Councillors denied the bid after the company failed to prove it could meet the council’s guidelines including having a round the clock manned office.
Despite claims more than 20,000 people in the town had tried to access the mobile app in recent months the licensing applications sub-committee also said there was no evidence of demand for the service.
The system uses GPS and mobile data to find the nearest private hire vehicle and developers pride themselves on being able to guarantee quick pick up times by using people’s location and a competitive pricing system at busier times.
Speaking at last night’s meeting at Reading Borough Council’s Civic Offices Thomas Elvidge, general manager at Uber, called on members of the committee to give them the green light.
He said: “We are really excited about coming to Reading and really believe there is demand for the service.
“We can provide and enhancement and [what] for the industry and we really want to be here in Reading to do that.”
But councillors were unconvinced and quizzed Mr Elvidge on how customers could get in touch with problems if their office was not manned 24 hours.
Cllr Jeanette Skeats said: “So if there was a problem, and we do get problems sometimes in the trade where officers have to go around to your office, would there be someone in charge?
“The buck has to stop somewhere.”
Uber’s legal representative assured members that contact could be made by posting a review through the app despite there being no phone number to call.
He said: “If it’s to do with a fare then that will be dealt with in one way but – and we hope this would never happen – if there was an allegation of a verbal or physical abuse you would get a phone call from us.”

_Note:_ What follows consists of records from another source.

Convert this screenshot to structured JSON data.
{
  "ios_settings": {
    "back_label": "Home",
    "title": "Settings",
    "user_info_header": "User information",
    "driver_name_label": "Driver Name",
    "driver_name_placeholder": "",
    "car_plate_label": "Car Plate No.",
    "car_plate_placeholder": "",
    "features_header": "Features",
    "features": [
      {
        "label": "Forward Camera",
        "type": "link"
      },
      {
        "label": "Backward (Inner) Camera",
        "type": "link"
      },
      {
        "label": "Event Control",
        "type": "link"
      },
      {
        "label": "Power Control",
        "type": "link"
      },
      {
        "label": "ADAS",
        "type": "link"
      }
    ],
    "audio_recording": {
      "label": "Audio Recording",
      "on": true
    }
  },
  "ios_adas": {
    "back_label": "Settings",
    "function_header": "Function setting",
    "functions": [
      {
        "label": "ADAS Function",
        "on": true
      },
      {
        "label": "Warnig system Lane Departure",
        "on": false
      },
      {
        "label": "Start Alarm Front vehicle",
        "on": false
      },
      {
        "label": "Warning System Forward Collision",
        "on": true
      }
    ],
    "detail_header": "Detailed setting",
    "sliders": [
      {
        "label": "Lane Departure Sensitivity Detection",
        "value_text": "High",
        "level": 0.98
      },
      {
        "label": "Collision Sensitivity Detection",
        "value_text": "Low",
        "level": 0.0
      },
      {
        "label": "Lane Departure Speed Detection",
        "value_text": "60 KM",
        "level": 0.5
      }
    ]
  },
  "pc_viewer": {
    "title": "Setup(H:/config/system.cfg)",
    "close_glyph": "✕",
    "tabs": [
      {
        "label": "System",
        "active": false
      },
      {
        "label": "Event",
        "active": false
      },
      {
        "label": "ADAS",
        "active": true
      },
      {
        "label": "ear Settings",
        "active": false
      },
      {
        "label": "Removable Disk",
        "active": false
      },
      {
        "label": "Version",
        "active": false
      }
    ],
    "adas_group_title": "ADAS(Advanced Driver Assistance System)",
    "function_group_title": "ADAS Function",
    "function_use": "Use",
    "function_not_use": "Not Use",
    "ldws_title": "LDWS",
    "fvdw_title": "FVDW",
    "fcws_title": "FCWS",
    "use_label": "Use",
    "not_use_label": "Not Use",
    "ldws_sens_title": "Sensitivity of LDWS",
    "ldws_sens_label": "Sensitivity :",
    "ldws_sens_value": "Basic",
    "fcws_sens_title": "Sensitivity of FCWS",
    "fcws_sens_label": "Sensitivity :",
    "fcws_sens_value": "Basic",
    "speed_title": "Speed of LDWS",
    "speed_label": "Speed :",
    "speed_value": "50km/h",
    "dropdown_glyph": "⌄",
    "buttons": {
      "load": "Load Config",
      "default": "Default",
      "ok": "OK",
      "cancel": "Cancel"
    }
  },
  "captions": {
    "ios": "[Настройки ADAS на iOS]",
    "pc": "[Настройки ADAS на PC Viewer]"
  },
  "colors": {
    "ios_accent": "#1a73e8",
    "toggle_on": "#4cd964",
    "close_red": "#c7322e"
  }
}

Issues were also raised about the firm’s so-called surge pricing model which seeks to discourage certain customers by increasing the cost of a journey at peak times to ensure supply does not outstrip demand.

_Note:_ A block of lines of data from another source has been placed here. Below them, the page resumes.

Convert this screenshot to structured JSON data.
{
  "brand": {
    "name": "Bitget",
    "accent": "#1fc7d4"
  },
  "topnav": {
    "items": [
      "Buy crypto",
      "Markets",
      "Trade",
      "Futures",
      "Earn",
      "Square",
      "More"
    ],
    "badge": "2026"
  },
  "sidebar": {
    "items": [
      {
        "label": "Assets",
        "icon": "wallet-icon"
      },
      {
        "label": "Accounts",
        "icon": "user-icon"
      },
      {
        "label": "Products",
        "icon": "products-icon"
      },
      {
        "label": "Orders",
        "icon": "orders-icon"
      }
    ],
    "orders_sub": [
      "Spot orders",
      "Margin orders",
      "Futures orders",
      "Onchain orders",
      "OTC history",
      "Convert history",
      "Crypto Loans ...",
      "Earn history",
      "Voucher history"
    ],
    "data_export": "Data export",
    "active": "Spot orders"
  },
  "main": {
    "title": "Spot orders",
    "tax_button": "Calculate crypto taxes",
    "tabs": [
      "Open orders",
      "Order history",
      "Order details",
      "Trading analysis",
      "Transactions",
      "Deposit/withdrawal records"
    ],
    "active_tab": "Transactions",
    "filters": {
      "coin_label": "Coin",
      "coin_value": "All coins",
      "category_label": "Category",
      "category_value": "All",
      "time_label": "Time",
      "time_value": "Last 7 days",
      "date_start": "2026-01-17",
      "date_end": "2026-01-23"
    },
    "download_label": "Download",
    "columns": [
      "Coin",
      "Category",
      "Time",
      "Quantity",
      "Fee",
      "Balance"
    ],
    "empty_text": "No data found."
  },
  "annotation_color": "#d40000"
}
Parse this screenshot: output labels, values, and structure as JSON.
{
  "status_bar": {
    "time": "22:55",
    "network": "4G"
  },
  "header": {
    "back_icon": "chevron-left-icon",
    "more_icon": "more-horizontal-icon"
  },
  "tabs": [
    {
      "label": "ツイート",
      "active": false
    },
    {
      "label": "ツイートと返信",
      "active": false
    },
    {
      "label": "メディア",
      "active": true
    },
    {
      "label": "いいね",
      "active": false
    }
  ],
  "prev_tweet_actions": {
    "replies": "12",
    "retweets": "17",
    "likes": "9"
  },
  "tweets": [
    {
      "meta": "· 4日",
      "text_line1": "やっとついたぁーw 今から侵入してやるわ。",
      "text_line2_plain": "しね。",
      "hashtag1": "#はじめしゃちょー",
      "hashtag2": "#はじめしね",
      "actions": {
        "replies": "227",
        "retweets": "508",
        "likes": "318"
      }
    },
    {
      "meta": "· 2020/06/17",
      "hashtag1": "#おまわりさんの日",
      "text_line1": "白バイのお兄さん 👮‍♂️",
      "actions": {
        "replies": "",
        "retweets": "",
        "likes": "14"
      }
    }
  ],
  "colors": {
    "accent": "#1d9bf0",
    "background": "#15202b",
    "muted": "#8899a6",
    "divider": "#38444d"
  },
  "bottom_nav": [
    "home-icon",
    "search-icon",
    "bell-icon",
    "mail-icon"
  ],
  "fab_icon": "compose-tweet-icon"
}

Asif Rashid, chairman of Reading Taxi Association, said: “I can assure you Reading is a notorious place for bad traffic and for drivers of private hire cars there are places in the town centre they cannot go when it’s busy.
“But if those drivers are suddenly stuck in traffic then your surge pricing will kick in.”
Mr Rashid added concerns that drunk customers would not be aware how much they were paying until the following day.
Refusing the application for a private hire vehicle operator’s licence committee chairman Cllr Paul Woodward said: “Having considered the case and all the representations we have decided to refuse to grant Thomas Elvidge a private hire vehicle operator’s licence due to not being considered a fit and proper person.”
Their reasons included not meeting the licence conditions, not having a manned office and lack of clarity on vehicle numbers.
Speaking after the meeting an Uber spokesperson said: “Uber has been granted more than 40 operator licences by local councils across the country so we’re extremely surprised and disappointed by last night’s decision.
“In every town and city we operate we bring new economic opportunities for people who want to be their own boss and make money by being a licensed private hire driver.
“Millions of people across the UK regularly use Uber to get a convenient, safe and affordable ride at the push of a button.
“We remain convinced there’s real demand for Uber in Reading as more than 22,000 people in the town have opened our app in the last 90 days alone.”